Now, the Georgia voting law is being compared to Jim Crow laws, charging black voices are being silenced, he said. Not by bullets, bombs or nooses, but by requiring a free ID to secure the vote.

“How absolutely prepostrous,” said Robinson. “Am I to believe that black Americans who have overcome the atrocities of slavery, who were victorious in the Civil Rights movement and now sit in the highest levels of this goverment cannot figure out how to get a free ID to secure their votes?”

The idea is “not just insane,” he said, “it is insulting.”

See Robinson’s remarks:

Robinson insisted the resistance to voter ID laws is not about justice, it’s about power.

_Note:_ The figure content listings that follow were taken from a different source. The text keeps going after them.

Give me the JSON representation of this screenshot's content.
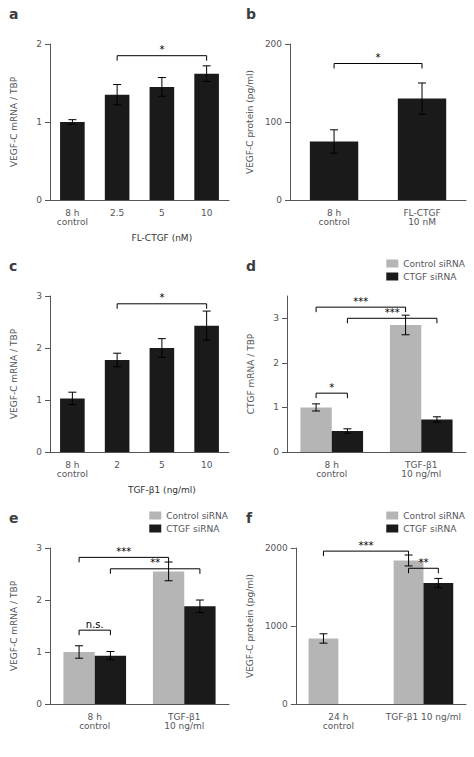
{
  "chart_data": [
    {
      "type": "bar",
      "title": "a",
      "categories": [
        "8 h\ncontrol",
        "2.5",
        "5",
        "10"
      ],
      "values": [
        1.0,
        1.35,
        1.45,
        1.62
      ],
      "errors": [
        0.03,
        0.13,
        0.12,
        0.1
      ],
      "color": "#1a1a1a",
      "ylabel": "VEGF-C mRNA / TBP",
      "ylim": [
        0,
        2.0
      ],
      "yticks": [
        0,
        1,
        2
      ],
      "grid": false,
      "annotations": [
        {
          "type": "group_label",
          "categories": [
            "2.5",
            "5",
            "10"
          ],
          "label": "FL-CTGF (nM)"
        },
        {
          "type": "bracket",
          "from": {
            "category": "2.5"
          },
          "to": {
            "category": "10"
          },
          "y": 1.85,
          "label": "*"
        }
      ]
    },
    {
      "type": "bar",
      "title": "b",
      "categories": [
        "8 h\ncontrol",
        "FL-CTGF\n10 nM"
      ],
      "values": [
        75,
        130
      ],
      "errors": [
        15,
        20
      ],
      "color": "#1a1a1a",
      "ylabel": "VEGF-C protein (pg/ml)",
      "ylim": [
        0,
        200
      ],
      "yticks": [
        0,
        100,
        200
      ],
      "grid": false,
      "annotations": [
        {
          "type": "bracket",
          "from": {
            "category": "8 h\ncontrol"
          },
          "to": {
            "category": "FL-CTGF\n10 nM"
          },
          "y": 175,
          "label": "*"
        }
      ]
    },
    {
      "type": "bar",
      "title": "c",
      "categories": [
        "8 h\ncontrol",
        "2",
        "5",
        "10"
      ],
      "values": [
        1.03,
        1.77,
        2.0,
        2.43
      ],
      "errors": [
        0.12,
        0.13,
        0.18,
        0.28
      ],
      "color": "#1a1a1a",
      "ylabel": "VEGF-C mRNA / TBP",
      "ylim": [
        0,
        3.0
      ],
      "yticks": [
        0,
        1,
        2,
        3
      ],
      "grid": false,
      "annotations": [
        {
          "type": "group_label",
          "categories": [
            "2",
            "5",
            "10"
          ],
          "label": "TGF-β1 (ng/ml)"
        },
        {
          "type": "bracket",
          "from": {
            "category": "2"
          },
          "to": {
            "category": "10"
          },
          "y": 2.85,
          "label": "*"
        }
      ]
    },
    {
      "type": "bar",
      "title": "d",
      "categories": [
        "8 h\ncontrol",
        "TGF-β1\n10 ng/ml"
      ],
      "series": [
        {
          "name": "Control siRNA",
          "color": "#b5b5b5",
          "values": [
            1.0,
            2.85
          ],
          "errors": [
            0.08,
            0.22
          ]
        },
        {
          "name": "CTGF siRNA",
          "color": "#1a1a1a",
          "values": [
            0.47,
            0.73
          ],
          "errors": [
            0.05,
            0.06
          ]
        }
      ],
      "ylabel": "CTGF mRNA / TBP",
      "ylim": [
        0,
        3.5
      ],
      "yticks": [
        0,
        1,
        2,
        3
      ],
      "grid": false,
      "legend": "upper right",
      "annotations": [
        {
          "type": "bracket",
          "from": {
            "category": "8 h\ncontrol",
            "series": "Control siRNA"
          },
          "to": {
            "category": "8 h\ncontrol",
            "series": "CTGF siRNA"
          },
          "y": 1.32,
          "label": "*"
        },
        {
          "type": "bracket",
          "from": {
            "category": "8 h\ncontrol",
            "series": "Control siRNA"
          },
          "to": {
            "category": "TGF-β1\n10 ng/ml",
            "series": "Control siRNA"
          },
          "y": 3.25,
          "label": "***"
        },
        {
          "type": "bracket",
          "from": {
            "category": "8 h\ncontrol",
            "series": "CTGF siRNA"
          },
          "to": {
            "category": "TGF-β1\n10 ng/ml",
            "series": "CTGF siRNA"
          },
          "y": 3.0,
          "label": "***"
        }
      ]
    },
    {
      "type": "bar",
      "title": "e",
      "categories": [
        "8 h\ncontrol",
        "TGF-β1\n10 ng/ml"
      ],
      "series": [
        {
          "name": "Control siRNA",
          "color": "#b5b5b5",
          "values": [
            1.0,
            2.55
          ],
          "errors": [
            0.12,
            0.18
          ]
        },
        {
          "name": "CTGF siRNA",
          "color": "#1a1a1a",
          "values": [
            0.93,
            1.88
          ],
          "errors": [
            0.08,
            0.12
          ]
        }
      ],
      "ylabel": "VEGF-C mRNA / TBP",
      "ylim": [
        0,
        3.0
      ],
      "yticks": [
        0,
        1,
        2,
        3
      ],
      "grid": false,
      "legend": "upper right",
      "annotations": [
        {
          "type": "bracket",
          "from": {
            "category": "8 h\ncontrol",
            "series": "Control siRNA"
          },
          "to": {
            "category": "8 h\ncontrol",
            "series": "CTGF siRNA"
          },
          "y": 1.42,
          "label": "n.s."
        },
        {
          "type": "bracket",
          "from": {
            "category": "8 h\ncontrol",
            "series": "Control siRNA"
          },
          "to": {
            "category": "TGF-β1\n10 ng/ml",
            "series": "Control siRNA"
          },
          "y": 2.82,
          "label": "***"
        },
        {
          "type": "bracket",
          "from": {
            "category": "8 h\ncontrol",
            "series": "CTGF siRNA"
          },
          "to": {
            "category": "TGF-β1\n10 ng/ml",
            "series": "CTGF siRNA"
          },
          "y": 2.6,
          "label": "**"
        }
      ]
    },
    {
      "type": "bar",
      "title": "f",
      "categories": [
        "24 h\ncontrol",
        "TGF-β1 10 ng/ml"
      ],
      "series": [
        {
          "name": "Control siRNA",
          "color": "#b5b5b5",
          "values": [
            840,
            1840
          ],
          "errors": [
            60,
            70
          ]
        },
        {
          "name": "CTGF siRNA",
          "color": "#1a1a1a",
          "values": [
            null,
            1550
          ],
          "errors": [
            null,
            60
          ]
        }
      ],
      "ylabel": "VEGF-C protein (pg/ml)",
      "ylim": [
        0,
        2000
      ],
      "yticks": [
        0,
        1000,
        2000
      ],
      "grid": false,
      "legend": "upper right",
      "annotations": [
        {
          "type": "bracket",
          "from": {
            "category": "24 h\ncontrol",
            "series": "Control siRNA"
          },
          "to": {
            "category": "TGF-β1 10 ng/ml",
            "series": "Control siRNA"
          },
          "y": 1960,
          "label": "***"
        },
        {
          "type": "bracket",
          "from": {
            "category": "TGF-β1 10 ng/ml",
            "series": "Control siRNA"
          },
          "to": {
            "category": "TGF-β1 10 ng/ml",
            "series": "CTGF siRNA"
          },
          "y": 1740,
          "label": "**"
        }
      ]
    }
  ]
}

He noted that when Vice President Kamala Harris went to the iconic Woolworth’s lunch counter in Greensboro, a man who was at the center of that Civil Rights protest, Clarence Henderson, was not invited.

“Why was he left out? Because he’s of a different political persuasion,” Robinson said.

Henderson, in a speech at the Republican National Convention last year, explained why he was voting for Donald Trump for president. He mentioned that it was the Republican Party that passed the 13th, 14th and 15 Amendments.

See Clarence Henderson’s RNC speech:

At the hearing Thursday, Robinson charged that the goal of some politicians is not to hear black voices but “to hear the voices that fit their narratives and ultimately help keep power with one group.”

“That’s what this is all about,” he said. “It’s about power.”

HR1, the For the People Act, Robinson said, is the Democrats’ instrument for carrying that out, removing the power the Constitution grants to the states to establish election laws.

Voter ID, he said, “is our first line of defense for protecting the integrity of the right to vote.

“And that’s what this should be about,” said Henderson. “It should be about integrity, not power.”